Si Campoamor llevó hasta donde hemos visto su ligereza, no le fue en zaga don Juan Valera. Causa asombro leer, por ejemplo, lo que Valera dice de Nietzsche y su filosofía en su crítica de un libro de Pompeyo Gener, y más que asombro, tristeza, lo que se le ocurre, en el prólogo de su Florilegio de poesías castellanas, acerca de las doctrinas evolucionistas. Prevenimos al lector de que no se trata -conviene repetirlo- de que, tanto en el caso de Campoamor como en el de Valera, se haga oposición a una tendencia o a un pensador, sino de que, representando esa tendencia o ese pensador un Estado serio, sólido, del pensamiento, reconocido así en el mundo intelectual, se los tome a broma y si les haga motivo de chanza y desdén.

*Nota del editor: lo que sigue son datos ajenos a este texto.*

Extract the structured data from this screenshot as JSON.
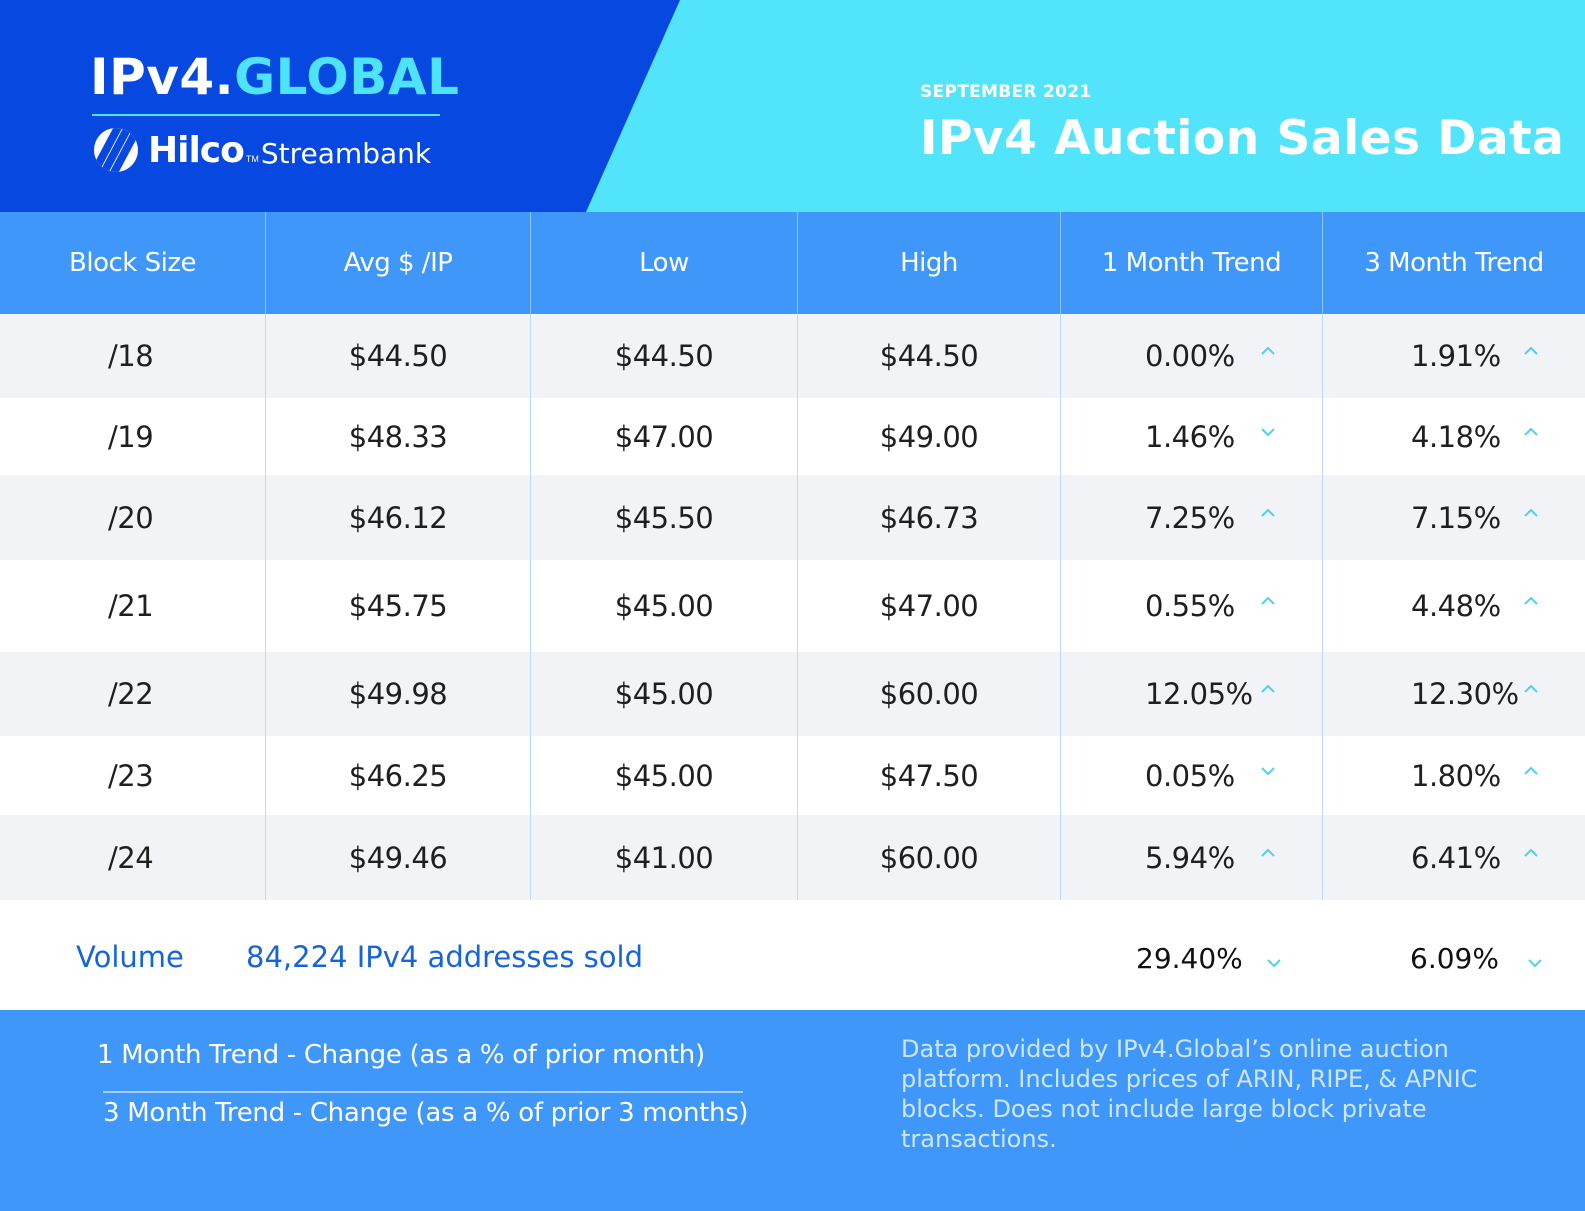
{
  "brand": {
    "ipv4": "IPv4.",
    "global": "GLOBAL",
    "hilco": "Hilco",
    "tm": "TM",
    "streambank": "Streambank"
  },
  "header": {
    "month": "SEPTEMBER 2021",
    "title": "IPv4 Auction Sales Data"
  },
  "table": {
    "columns": [
      "Block Size",
      "Avg $ /IP",
      "Low",
      "High",
      "1 Month Trend",
      "3 Month Trend"
    ],
    "rows": [
      {
        "block": "/18",
        "avg": "$44.50",
        "low": "$44.50",
        "high": "$44.50",
        "m1": "0.00%",
        "m1_dir": "up",
        "m3": "1.91%",
        "m3_dir": "up"
      },
      {
        "block": "/19",
        "avg": "$48.33",
        "low": "$47.00",
        "high": "$49.00",
        "m1": "1.46%",
        "m1_dir": "down",
        "m3": "4.18%",
        "m3_dir": "up"
      },
      {
        "block": "/20",
        "avg": "$46.12",
        "low": "$45.50",
        "high": "$46.73",
        "m1": "7.25%",
        "m1_dir": "up",
        "m3": "7.15%",
        "m3_dir": "up"
      },
      {
        "block": "/21",
        "avg": "$45.75",
        "low": "$45.00",
        "high": "$47.00",
        "m1": "0.55%",
        "m1_dir": "up",
        "m3": "4.48%",
        "m3_dir": "up"
      },
      {
        "block": "/22",
        "avg": "$49.98",
        "low": "$45.00",
        "high": "$60.00",
        "m1": "12.05%",
        "m1_dir": "up",
        "m3": "12.30%",
        "m3_dir": "up"
      },
      {
        "block": "/23",
        "avg": "$46.25",
        "low": "$45.00",
        "high": "$47.50",
        "m1": "0.05%",
        "m1_dir": "down",
        "m3": "1.80%",
        "m3_dir": "up"
      },
      {
        "block": "/24",
        "avg": "$49.46",
        "low": "$41.00",
        "high": "$60.00",
        "m1": "5.94%",
        "m1_dir": "up",
        "m3": "6.41%",
        "m3_dir": "up"
      }
    ]
  },
  "volume": {
    "label": "Volume",
    "value": "84,224 IPv4 addresses sold",
    "m1": "29.40%",
    "m1_dir": "down",
    "m3": "6.09%",
    "m3_dir": "down"
  },
  "footer": {
    "legend_1m": "1 Month Trend - Change (as a % of prior month)",
    "legend_3m": "3 Month Trend - Change (as a % of prior 3 months)",
    "note": "Data provided by IPv4.Global’s online auction platform. Includes prices of ARIN, RIPE, & APNIC blocks. Does not include large block private transactions."
  },
  "colors": {
    "header_dark": "#0749e0",
    "header_light": "#52e4fb",
    "table_header": "#3f97fa",
    "row_alt": "#f1f3f6",
    "trend_arrow": "#4fd0f2",
    "volume_text": "#1565d8"
  },
  "icons": {
    "up": "chevron-up-icon",
    "down": "chevron-down-icon"
  }
}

Cuando dos de los más grandes y prestigiosos cerebros de la España contemporánea se producían de ese modo ante las nuevas generaciones, ¿cómo esas generaciones no habían de encontrarse desorientados y habían de hacer esfuerzos para encontrar su camino y disipar su energía en vanas, infructuosas tentativas? “Escritos de tal índole ¿pueden servir nunca de provechoso modelo a la juventud universitaria?”, preguntaba Sánchez Ruano refiriéndose a los libros filosóficos de Campoamor. Ni a la universitaria ni a ninguna.
Pero éste es el segundo Campoamor, el Campoamor que debiera haber aprendido en la seriedad, la sinceridad y la escrupulosidad del “más sabio de sus amigos”, cómo él llamaba a Pi y Margall. El primer Campoamor es el poeta, delicado, generoso, innovador, progresivo, odiador de prejuicios y de rutinas. A este Campoamor debemos quererle y respetarle todos. Al Campoamor que cantaba al río Navia y deseaba expirar en sus márgenes van a elevarle sus paisanos un monumento. Merecen esos nobles asturianos un caluroso aplauso.